Visions for the Future

Property-owning democracy

What Is It?

A Property-Owning Democracy (POD) is a social system where the ownership of productive assets is widely dispersed across society’s members. Productive assets include wealth and physical forms of capital but also ‘human capital’ like education and trained skills. By focusing on the widespread ownership of productive property, a POD doesn’t aim to rectify inequalities after they occur but instead aims to prevent inequalities arising in the first place.

A POD’s emphasis on the distribution of privately owned productive capital as opposed to social ownership, in combination with its utilization of markets, is what makes it ‘property-owning.’ A POD is ‘democratic’ because the aim of such widespread ownership is in part to prevent any one class in society exploiting their economic power to control others. To achieve this latter ideal, a POD also puts limits on inheritances (through say estate taxes) and tries to protect the political process from economic influence (through say publicly financing elections).

What Values are at Stake?

As the name suggests a key aim of a POD is the realization of democratic values. A POD aims to address the effective disenfranchisement caused by wealth inequality and ensure individuals have equal influence in the political process. Furthermore, a more equal distribution of productive assets reduces power inequalities in the market and thereby allows individuals to participate in economic life in ways that are free and nondominated, and in ways that better satisfy fair equality of opportunity.

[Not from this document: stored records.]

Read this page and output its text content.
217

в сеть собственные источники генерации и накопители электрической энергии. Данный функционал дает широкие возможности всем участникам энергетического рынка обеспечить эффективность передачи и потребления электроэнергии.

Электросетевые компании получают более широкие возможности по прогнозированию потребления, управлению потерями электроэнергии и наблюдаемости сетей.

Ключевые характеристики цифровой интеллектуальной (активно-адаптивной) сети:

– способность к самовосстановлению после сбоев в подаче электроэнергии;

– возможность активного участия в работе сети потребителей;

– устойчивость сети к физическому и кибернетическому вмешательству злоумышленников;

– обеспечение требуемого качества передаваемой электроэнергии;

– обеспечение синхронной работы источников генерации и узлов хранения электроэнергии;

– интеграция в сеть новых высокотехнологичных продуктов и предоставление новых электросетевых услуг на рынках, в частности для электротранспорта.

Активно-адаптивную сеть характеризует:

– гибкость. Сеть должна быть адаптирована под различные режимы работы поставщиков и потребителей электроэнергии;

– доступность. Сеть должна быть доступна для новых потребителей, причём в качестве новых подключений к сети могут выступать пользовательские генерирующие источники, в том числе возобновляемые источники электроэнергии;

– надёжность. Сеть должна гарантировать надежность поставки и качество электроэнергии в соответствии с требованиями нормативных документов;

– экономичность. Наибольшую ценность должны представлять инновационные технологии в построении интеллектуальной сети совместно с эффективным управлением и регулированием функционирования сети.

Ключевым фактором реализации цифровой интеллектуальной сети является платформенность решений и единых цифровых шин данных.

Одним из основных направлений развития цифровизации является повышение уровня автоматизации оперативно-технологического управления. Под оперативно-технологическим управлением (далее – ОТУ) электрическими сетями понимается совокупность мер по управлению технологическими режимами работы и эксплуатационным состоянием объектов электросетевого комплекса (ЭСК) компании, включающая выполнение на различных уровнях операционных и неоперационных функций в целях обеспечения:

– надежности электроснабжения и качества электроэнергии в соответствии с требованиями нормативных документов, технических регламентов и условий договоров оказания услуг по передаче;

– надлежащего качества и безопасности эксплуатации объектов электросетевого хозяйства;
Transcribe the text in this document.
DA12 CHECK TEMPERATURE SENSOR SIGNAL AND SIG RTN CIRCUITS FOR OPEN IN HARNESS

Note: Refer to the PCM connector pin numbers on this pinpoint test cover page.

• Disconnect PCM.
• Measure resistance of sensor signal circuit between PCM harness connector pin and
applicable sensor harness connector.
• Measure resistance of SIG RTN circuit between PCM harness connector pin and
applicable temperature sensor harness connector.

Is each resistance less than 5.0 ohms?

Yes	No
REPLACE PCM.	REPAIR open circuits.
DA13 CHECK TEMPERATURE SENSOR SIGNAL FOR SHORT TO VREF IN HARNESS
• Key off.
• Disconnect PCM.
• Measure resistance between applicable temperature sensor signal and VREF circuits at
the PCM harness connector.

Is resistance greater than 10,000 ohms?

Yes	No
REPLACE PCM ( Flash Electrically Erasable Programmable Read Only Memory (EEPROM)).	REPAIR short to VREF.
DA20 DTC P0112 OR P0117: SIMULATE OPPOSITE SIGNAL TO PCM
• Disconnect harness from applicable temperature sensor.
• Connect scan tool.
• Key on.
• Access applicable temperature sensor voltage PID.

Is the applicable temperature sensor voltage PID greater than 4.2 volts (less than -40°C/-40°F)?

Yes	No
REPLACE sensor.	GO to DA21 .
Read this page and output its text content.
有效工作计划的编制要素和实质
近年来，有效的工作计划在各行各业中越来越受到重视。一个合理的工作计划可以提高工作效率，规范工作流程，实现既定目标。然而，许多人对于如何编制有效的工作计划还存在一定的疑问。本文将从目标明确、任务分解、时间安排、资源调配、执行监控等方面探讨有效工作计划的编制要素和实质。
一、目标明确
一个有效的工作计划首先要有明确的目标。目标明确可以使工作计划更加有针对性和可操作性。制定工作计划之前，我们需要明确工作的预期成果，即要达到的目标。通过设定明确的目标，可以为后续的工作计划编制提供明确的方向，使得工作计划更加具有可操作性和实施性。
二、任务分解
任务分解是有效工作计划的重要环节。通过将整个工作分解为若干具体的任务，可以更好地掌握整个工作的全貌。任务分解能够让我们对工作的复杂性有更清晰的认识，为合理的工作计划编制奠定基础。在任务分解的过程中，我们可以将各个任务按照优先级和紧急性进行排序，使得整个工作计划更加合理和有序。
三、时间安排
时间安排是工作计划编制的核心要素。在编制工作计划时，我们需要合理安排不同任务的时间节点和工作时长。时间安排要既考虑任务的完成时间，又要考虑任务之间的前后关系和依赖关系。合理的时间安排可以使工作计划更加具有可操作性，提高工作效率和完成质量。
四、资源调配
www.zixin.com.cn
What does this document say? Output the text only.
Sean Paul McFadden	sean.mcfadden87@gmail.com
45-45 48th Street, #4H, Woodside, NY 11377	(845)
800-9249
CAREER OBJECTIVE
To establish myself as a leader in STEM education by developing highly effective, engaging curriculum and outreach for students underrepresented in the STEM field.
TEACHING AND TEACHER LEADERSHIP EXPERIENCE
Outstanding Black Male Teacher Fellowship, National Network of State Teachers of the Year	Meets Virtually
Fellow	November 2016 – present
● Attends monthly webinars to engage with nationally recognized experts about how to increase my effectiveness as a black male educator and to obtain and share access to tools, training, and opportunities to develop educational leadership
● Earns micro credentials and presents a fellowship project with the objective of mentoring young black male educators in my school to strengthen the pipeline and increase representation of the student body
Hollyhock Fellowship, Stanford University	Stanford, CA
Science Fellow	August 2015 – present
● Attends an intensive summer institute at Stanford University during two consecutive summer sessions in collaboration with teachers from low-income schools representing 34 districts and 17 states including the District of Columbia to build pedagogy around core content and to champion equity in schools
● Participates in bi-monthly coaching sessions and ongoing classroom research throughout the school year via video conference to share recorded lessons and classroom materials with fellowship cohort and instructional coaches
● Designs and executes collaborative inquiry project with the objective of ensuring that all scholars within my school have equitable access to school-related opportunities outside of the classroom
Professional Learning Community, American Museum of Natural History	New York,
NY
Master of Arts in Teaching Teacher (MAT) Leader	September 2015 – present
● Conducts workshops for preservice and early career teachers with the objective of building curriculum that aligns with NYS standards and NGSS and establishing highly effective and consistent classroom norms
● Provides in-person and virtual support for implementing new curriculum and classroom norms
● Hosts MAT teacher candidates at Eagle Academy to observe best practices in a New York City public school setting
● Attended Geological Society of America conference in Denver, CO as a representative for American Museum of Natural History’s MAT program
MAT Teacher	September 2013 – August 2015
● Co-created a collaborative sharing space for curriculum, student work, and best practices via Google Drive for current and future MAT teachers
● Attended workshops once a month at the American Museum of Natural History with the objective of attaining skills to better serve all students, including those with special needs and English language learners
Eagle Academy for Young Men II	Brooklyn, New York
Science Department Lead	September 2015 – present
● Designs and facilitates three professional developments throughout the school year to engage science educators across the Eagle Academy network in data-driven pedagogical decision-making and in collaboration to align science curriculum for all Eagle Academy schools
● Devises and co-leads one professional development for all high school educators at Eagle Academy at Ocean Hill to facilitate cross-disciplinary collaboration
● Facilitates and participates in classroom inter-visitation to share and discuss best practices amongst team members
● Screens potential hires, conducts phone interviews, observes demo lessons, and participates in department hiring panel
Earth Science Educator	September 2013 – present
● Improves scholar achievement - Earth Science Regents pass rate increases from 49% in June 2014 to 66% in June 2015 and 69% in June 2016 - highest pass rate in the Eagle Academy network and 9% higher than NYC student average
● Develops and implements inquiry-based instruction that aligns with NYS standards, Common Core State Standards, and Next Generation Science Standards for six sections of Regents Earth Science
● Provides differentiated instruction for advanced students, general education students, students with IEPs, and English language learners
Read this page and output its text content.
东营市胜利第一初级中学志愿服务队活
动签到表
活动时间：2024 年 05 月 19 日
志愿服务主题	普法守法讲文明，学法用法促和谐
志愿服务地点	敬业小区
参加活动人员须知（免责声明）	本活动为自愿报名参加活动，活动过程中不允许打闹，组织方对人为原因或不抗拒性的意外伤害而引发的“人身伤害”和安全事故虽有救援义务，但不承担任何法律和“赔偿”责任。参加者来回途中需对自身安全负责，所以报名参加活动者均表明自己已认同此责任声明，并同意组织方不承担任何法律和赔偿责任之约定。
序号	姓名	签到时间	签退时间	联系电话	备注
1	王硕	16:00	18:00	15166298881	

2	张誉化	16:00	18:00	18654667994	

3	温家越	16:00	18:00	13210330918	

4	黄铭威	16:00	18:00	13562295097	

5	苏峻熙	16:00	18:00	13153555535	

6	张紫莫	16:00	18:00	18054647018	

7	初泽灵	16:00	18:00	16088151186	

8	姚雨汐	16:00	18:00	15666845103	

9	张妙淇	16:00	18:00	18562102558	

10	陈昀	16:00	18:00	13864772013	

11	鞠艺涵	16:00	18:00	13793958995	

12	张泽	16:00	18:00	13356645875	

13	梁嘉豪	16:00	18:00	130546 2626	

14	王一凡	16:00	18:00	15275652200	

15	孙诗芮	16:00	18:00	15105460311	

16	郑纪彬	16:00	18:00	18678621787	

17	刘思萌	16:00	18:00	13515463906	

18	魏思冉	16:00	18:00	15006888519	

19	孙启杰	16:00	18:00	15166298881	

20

A POD can also help achieve relational equality, insofar as widespread ownership of productive assets gives each individual a stake in society and allows them to interact and cooperate together as equals.

Some Readings

  • O’Neill, Martin and Thad Williamson (eds.). 2012. Property-Owning Democracy: Rawls and Beyond. Chichester: Wiley-Blackwell
  • Thomas, Alan. 2022. “Property-Owning Democracy” in The Routledge Handbook of Philosophy, Politics, and Economics. New York: Routledge.
  • Williamson, Thad. 2013. “Constitutionalizing Property-Owning Democracy” Analyse & Kritik 35(1): 237-253.